Speculative fun from the Boston Phoenix. All along I’ve been assuming that Iowa would be the de facto social con primary (or rather, caucus) and New Hampshire the de facto centrist primary, with the winners to meet down the road in South Carolina, Nevada, and Florida. But what if New Hampshire’s now a lot redder than we think? What if the Iowa winner rolls into Concord a week or two later with tea partiers ready to rock and blows the centrist frontrunner out of the water? That would all but decide the nomination; it’s hard to imagine any candidate winning the big two early and then fumbling on the way to the end zone.
Is this where Mitt says goodbye?
New Hampshire has just gone through one of the most remarkable political upheavals of its history, completely reshaping the landscape there.

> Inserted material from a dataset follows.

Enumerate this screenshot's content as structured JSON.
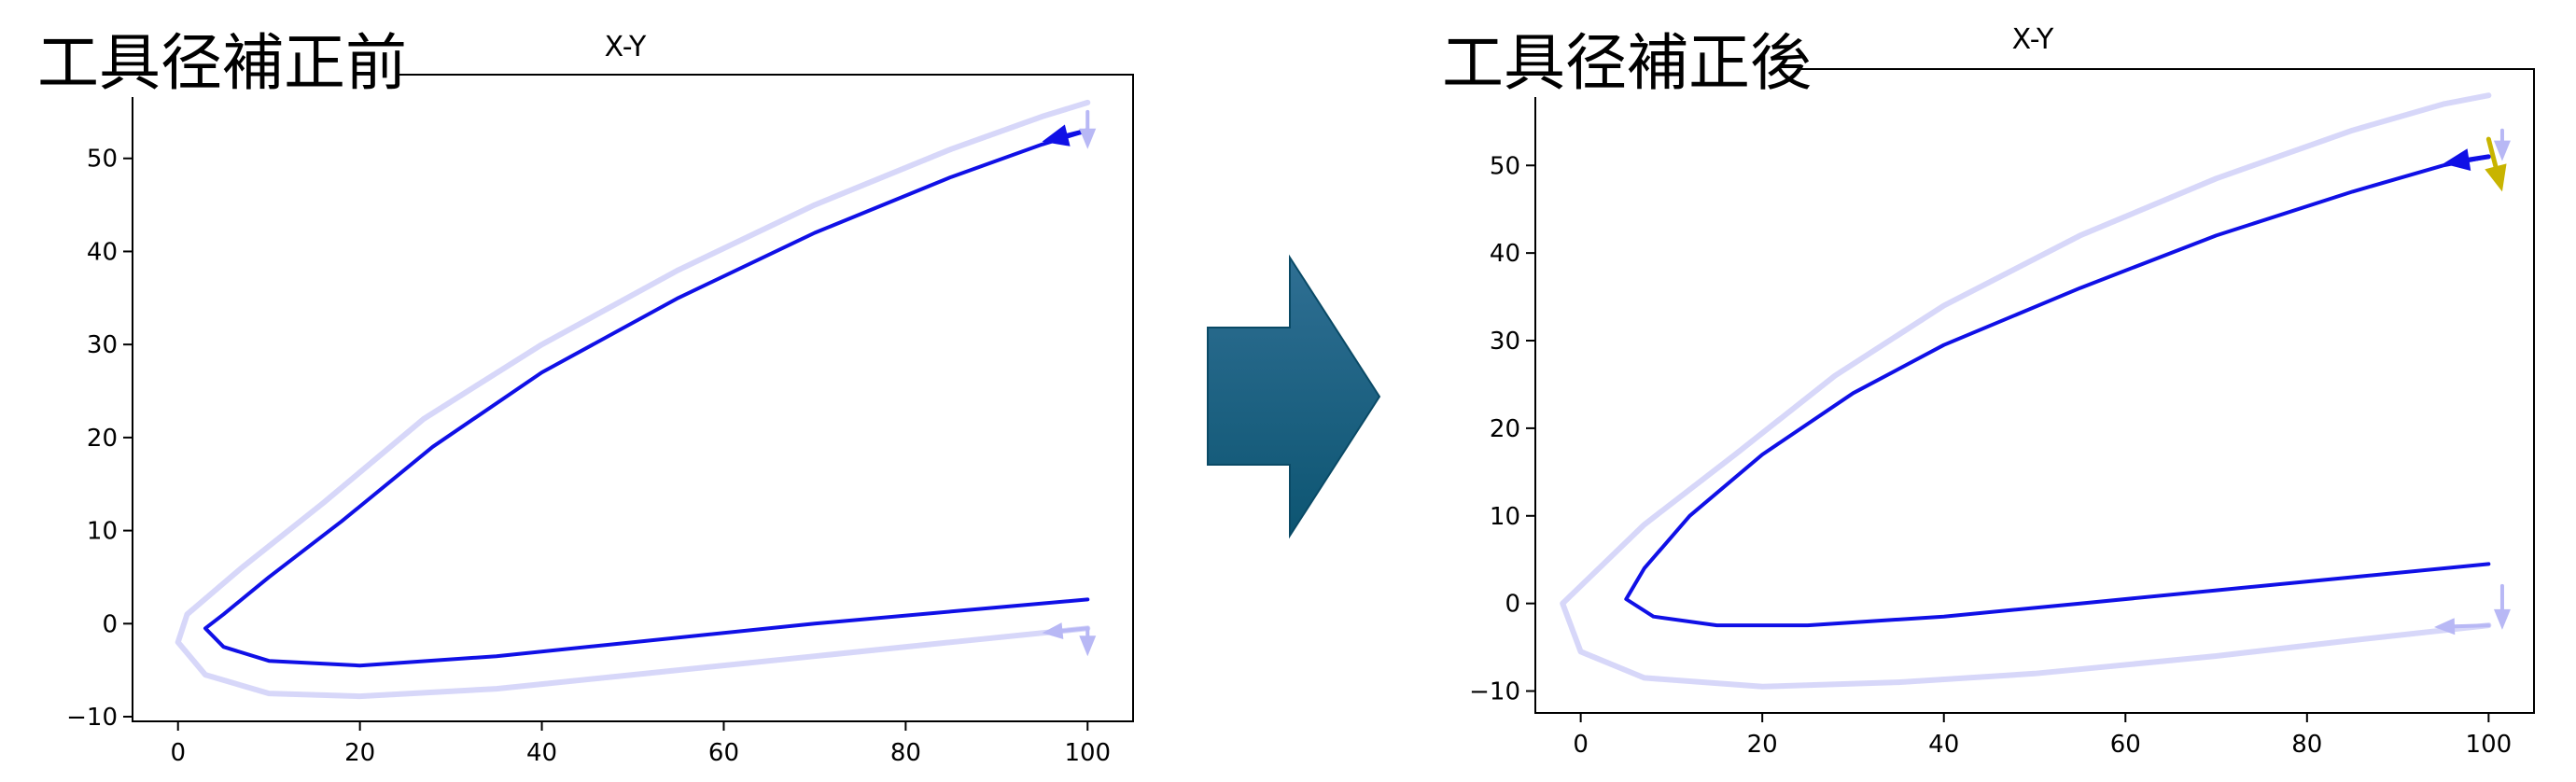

The result, according to political observers in the state, is a power vacuum in the state’s Republican circles, right on the eve of the presidential nomination battle. Or, from the perspective of a Republican presidential wannabe, a slew of total unknowns whose opinion could make or break you…
New Hampshire Tea Partiers, in the afterglow of their 2010 success, are already looking for a conservative, populist candidate, says Andrew Hemingway, chair of the Republican Liberty Caucus, which endorsed more than 100 of the new Republican House members. “There’s already been a shift in attention toward the presidential contest” among those activists, Hemingway says.
The state’s establishment Republicans, on the other hand, will be looking for a more mainstream, electable candidate — one they hope will benefit from the large number of independents expected to vote in the Republican primary, with Obama’s re-nomination a foregone conclusion…
Of course, Pindell, Arlinghaus, and others acknowledge another possibility: that this cycle will reveal that none of New Hampshire’s Republican influencers matter at all. The truth could be that New Hampshire’s Republicans get their news and opinions from distant sources — primarily Fox News, talk radio, and national Web sites like NewsMax and RedState.
In other words, it’s Delaware all over again. Romney, shrewdly, is already trying to woo at least one of the state’s new tea party powerbrokers ahead of 2012. Dave Weigel noted today that he dropped a $5,000 contribution on grassroots fave Ovide Lamontagne three weeks after Lamontagne lost the Senate primary to Kelly Ayotte. Lamontagne was backed by DeMint; Ayotte, of course, was supported by Palin. (Lamontagne himself backed Romney for president in 2007, so there was an element of backscratching to that contribution too.) Obviously, Mitt’s trying to prevent an “establishment vs. grassroots” Castle/O’Donnell dynamic from developing in the state; if that happens and this becomes a test of enthusiasm between centrists and “true conservative” backers of the Iowa winner, he’s in big trouble. In fact, he’s in big trouble regardless since other centrist types like Daniels and Pawlenty will be looking at New Hampshire as do or die for them and will campaign hard there, potentially drawing off key votes from Romney. With the centrists split, a strong “true conservative” candidate like Palin or Pence would stand a fair chance of pulling the upset with the base unified behind them. Exit question: After all the time we’ve spent gaming out the primaries and all the time we’re yet to spend gaming them out even more obsessively, is this race actually going to be over early?